@spurgeon, everything you showed looks like “on road“ to me, dude.
These photos of guys on the MS standing up on graded gravel roads kill me. What are they preparing for? Negotiating a large pebble? A ripple in the road? I‘ve run 90 mph down roads like that sitting down.
These bikes are notional, like Matthew McConaughey wearing a Breitling next to some jet.
I totally think the MS is a great bike (and may buy one) but anybody that has really thrashed about on rough four wheel drive roads or single track knows it ain’t the right weapon to bring to the fight. It’s just way too heavy for anything other than tame gravel roads. And if you load it up with panniers and all that, it gets totally ponderous. Sure, I can go out to the Rocky Mountains and find the occasional zealot riding a MS on some rough stuff but that‘s the exception, not the norm. Most guys that can ride that way don‘t have the money to pay for spills. And most guys that have the money to pay for the spills won‘t ride it that way.
I guess I just wish they would drop the word “off road” from the sales pitches.
General question I've been toying with the Multi idea. Not wanting to do serious off road, but there's a lot of grave roads that I'd like to tackle - with loaded panniers/top box. What else would you recommend?
I’m partial to KTM. Lighter bike and better suspension for when the road gets rough. I rode mine over multiple rocky mountain passes WITH panniers. I camped out (thus lightening the load for the day) and rode rough stuff and carved canyons just the same. The limitation on the KTM was me.
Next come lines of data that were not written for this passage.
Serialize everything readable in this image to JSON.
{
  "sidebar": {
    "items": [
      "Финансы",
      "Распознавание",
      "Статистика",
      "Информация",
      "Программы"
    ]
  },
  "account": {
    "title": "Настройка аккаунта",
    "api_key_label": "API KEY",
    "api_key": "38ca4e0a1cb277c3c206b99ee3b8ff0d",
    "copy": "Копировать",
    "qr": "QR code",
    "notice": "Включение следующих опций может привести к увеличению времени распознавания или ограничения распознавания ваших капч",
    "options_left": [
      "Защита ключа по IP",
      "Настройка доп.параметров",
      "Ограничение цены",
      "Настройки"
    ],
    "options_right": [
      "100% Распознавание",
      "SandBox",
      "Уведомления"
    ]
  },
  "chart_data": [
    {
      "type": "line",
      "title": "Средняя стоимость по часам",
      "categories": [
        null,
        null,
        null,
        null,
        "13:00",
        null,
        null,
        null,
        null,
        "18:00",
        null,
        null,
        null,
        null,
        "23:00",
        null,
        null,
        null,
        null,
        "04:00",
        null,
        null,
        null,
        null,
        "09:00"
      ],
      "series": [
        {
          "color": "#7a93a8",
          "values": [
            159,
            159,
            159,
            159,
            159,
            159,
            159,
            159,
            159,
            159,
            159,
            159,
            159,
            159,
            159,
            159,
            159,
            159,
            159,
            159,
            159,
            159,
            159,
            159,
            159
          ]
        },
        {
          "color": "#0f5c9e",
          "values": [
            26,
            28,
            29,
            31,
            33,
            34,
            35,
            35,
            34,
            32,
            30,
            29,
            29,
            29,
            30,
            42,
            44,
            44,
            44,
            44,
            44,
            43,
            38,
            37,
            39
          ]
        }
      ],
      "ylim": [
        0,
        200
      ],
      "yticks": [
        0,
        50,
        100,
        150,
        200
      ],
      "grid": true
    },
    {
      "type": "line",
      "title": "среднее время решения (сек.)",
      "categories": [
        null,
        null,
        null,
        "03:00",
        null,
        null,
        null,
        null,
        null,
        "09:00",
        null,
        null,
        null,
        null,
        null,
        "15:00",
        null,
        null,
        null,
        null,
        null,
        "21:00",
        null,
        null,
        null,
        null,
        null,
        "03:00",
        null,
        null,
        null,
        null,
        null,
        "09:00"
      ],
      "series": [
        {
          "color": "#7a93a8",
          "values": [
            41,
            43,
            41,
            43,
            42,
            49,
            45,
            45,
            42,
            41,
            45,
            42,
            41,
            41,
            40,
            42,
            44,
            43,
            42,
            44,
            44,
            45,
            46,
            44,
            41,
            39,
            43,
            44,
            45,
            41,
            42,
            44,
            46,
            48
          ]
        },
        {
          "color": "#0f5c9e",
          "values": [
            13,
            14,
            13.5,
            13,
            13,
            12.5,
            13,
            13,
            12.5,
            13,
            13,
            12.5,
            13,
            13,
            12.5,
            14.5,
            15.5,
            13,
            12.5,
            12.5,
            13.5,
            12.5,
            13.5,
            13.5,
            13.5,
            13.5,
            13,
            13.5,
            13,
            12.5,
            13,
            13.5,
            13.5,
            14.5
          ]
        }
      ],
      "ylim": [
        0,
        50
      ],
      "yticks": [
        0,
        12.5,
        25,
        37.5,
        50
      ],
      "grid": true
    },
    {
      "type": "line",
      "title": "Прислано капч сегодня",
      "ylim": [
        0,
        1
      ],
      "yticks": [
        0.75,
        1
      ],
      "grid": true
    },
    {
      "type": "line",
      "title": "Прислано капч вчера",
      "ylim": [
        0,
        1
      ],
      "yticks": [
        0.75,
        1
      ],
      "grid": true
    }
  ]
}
I put 40K miles on a 2012 MTS S Touring before I traded it for the SSS. Other than a few gravel roads, I never left the pavement. After the OEM Scorpion tires wore out after 3K miles, I always ran Angel GTs, so didn't have the tires for anything other than pavement. Having said that, the MTS was a comfortable and very fast (but somewhat odd looking) sport touring bike that took me to Canada and all points West.
The only real complaint is the windscreen. It is much farther away from your body that on the SSS and this is true with all of the Adventure Touring bike. I went through 6 different windscreens before I found one that didn't cause significant buffeting on my helmet. Wound up with shorty from Cal-Sci.
The SSS doesn't have the power of the MTS and few bikes will have the HP of the V-4 MTS, but I still like the sport bike feel of the SSS better.